Regarding the MSN QTL mapping, of the 13 reported studies, nine were identified utilizing bi-parental populations, whereas five used germplasm populations. On SoyBase (http://www.soybase.org), 38 MSN QTLs by linkage mapping have been collected, whereas in literature, 45 MSN QTLs by GWAS procedures were reported (Assefa et al., 2019; Chang et al., 2018; Fang et al., 2017; Liu et al., 2017b). Recently, 76 MSN QTLs were found, with their genetic contribution approximately 0.04–9.83% per locus for a total of 65.63% for all loci (Assefa et al., 2019; Fu et al., 2020). More recently studies discovered 142 MSN QTLs, from which the evolutionary QTL-allele alterations of MSN among the geographic and seasonal subpopulations of cultivated soybean in the Chinese Soybean Germplasm Population were studied (Wang et al., 2013). Various yield-related QTLs have been discovered in diverse genetic backgrounds and environmental conditions (Tanksley et al., 1988). In the realm of soybean QTL analysis, Keim et al. (1990) were the pioneers in investigating several elements including soybean yield and quality characteristics. Mian et al. (1996) employed two soybean populations to detect QTLs related to seed weight per plant in various conditions and years. They identified two consistent QTLs assigned to linkage groups F and K, respectively. Liu et al. (2011) identified two distinct QTLs associated with seed yield per plant (SYPP) that may be linked to QTLs for seed numbers per pod (SNPP) and pod numbers per plant (PNPP) at the same Chrs 8 locus (Satt390) and 10 locus (Sat_108).

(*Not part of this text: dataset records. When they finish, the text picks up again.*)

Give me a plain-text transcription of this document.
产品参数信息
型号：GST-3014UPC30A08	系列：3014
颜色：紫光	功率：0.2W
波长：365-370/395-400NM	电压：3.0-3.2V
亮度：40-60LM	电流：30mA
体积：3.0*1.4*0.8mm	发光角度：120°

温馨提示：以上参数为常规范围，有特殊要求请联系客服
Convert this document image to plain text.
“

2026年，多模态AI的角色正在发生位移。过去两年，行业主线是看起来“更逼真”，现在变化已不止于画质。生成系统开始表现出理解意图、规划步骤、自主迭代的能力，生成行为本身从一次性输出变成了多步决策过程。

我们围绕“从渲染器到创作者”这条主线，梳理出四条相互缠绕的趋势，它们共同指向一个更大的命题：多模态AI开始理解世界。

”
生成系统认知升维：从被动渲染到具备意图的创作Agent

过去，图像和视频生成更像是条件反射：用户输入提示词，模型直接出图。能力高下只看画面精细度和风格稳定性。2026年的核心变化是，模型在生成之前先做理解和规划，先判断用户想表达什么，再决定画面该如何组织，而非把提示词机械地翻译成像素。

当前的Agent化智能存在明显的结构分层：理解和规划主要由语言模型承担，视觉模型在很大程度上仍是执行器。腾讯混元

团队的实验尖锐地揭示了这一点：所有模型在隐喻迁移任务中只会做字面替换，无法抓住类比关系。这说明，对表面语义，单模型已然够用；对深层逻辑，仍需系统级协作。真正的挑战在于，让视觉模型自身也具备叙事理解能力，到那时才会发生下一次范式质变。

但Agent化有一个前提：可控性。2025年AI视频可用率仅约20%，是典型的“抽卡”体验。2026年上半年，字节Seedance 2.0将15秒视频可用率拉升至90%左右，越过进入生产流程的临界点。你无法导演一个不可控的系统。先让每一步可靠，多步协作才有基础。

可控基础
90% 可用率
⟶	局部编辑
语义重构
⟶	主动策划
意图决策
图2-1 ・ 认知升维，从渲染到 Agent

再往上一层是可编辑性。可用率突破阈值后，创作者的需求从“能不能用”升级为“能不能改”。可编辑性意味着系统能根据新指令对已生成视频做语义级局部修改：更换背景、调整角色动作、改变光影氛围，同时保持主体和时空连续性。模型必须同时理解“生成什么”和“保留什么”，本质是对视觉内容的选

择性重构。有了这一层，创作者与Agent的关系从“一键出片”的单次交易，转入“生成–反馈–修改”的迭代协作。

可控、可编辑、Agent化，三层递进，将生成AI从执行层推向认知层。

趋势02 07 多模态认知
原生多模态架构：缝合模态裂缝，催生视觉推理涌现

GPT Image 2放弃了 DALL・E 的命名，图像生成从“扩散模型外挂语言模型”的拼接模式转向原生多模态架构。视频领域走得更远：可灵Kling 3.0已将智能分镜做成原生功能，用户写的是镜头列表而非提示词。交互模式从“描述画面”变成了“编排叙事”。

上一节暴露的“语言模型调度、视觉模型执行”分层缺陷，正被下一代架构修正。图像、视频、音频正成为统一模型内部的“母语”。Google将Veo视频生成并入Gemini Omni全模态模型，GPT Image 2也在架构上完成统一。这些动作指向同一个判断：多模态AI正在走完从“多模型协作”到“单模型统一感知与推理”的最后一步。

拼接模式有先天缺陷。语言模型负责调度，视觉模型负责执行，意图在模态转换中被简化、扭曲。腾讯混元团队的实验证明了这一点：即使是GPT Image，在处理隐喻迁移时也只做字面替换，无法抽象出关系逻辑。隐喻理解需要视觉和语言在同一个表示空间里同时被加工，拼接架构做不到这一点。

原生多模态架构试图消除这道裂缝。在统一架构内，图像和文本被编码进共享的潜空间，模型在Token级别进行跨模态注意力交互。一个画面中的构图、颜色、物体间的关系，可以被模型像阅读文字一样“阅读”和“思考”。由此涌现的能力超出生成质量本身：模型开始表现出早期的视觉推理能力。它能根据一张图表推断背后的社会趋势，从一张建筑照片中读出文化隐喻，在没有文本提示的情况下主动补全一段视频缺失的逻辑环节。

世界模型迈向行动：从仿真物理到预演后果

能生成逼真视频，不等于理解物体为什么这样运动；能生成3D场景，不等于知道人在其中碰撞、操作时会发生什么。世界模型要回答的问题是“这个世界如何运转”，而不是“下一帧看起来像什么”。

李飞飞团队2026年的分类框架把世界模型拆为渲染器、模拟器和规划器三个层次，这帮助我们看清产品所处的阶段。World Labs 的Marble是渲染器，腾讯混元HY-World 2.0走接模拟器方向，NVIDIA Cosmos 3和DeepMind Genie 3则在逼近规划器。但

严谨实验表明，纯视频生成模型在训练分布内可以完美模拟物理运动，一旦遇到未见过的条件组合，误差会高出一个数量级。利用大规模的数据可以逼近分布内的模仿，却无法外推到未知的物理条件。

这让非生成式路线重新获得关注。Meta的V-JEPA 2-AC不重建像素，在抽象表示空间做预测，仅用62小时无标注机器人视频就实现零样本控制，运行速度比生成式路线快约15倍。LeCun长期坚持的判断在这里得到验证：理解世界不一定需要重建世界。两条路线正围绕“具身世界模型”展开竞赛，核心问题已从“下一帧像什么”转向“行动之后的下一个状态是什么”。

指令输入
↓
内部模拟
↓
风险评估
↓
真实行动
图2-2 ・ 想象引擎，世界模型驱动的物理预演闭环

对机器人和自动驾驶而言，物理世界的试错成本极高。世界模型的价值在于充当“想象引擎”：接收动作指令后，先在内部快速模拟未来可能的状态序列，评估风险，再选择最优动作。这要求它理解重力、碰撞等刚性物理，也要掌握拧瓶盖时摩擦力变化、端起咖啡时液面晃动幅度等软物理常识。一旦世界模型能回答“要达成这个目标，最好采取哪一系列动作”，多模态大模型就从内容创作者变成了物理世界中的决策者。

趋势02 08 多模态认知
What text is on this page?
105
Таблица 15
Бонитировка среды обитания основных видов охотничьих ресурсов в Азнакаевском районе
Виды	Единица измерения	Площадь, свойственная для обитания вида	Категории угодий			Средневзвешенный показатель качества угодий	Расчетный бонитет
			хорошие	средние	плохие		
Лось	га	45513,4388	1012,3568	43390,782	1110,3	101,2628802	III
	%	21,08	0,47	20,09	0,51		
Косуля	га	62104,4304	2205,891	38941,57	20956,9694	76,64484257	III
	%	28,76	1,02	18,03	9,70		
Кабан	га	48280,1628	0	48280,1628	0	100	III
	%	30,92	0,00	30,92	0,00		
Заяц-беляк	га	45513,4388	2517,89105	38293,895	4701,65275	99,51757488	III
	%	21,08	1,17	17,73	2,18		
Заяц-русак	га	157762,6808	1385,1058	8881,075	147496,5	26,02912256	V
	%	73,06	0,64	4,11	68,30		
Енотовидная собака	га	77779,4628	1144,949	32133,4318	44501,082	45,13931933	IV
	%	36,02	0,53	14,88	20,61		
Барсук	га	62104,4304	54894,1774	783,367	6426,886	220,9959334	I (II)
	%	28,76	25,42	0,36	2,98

The objective of this investigation is to utilize high-density genetic mapping to identify and characterize significant QTLs that are associated with MSN architecture in soybean. It also aims to identify candidate genes within significant QTL regions, analyze their functions in cellular regulation, and validate their expression patterns through quantitative RT-PCR. Through the investigation of the stability of identified QTLs and the examination of epistatic interactions, the research will offer molecular markers and insights for marker-assisted selection (MAS) in soybean breeding, thereby improving yield stability and architecture.

Materials and Methods

Plant materials

The soybean recombinant inbred lines (RILs) originated from the female progenitor, cultivar ‘Zhonghuang 35’ (developed by the Institute of Crop Sciences, Chinese Academy of Agricultural Sciences), and the male progenitor cultivar ‘Jindou 21’ (developed by the Institute of Economic Crops, Shanxi Academy of Agricultural Sciences). The F₂ population, including 234 individuals, was established in 2008. The F₃ to F₆ populations were produced using single seed descent, while the F_6:7 to F_6:9 RILs were developed using the multiple seed descent approach. Between 2013 and 2015, the RIL individuals were cultivated at the Dunhuang Experimental Station (N40°17′, E94°65′) of the Gansu Academy of Agricultural Sciences, which receives less than 40 mm of yearly precipitation. The two parents and the RILs were subjected to three replicates of each treatment within a randomized block design, with a row length of 3.0 m, row spacing of 50 cm, plant spacing of 10 cm, and three rows per plot. On April 11^th annually, seeds were manually sown, with each hole having two seeds. If both seedlings emerged, one plant was removed following the development of the second trifoliate leaves. The entire field was irrigated at a rate of 120 m³ prior to sowing. The field management practices adhered to local production guidelines.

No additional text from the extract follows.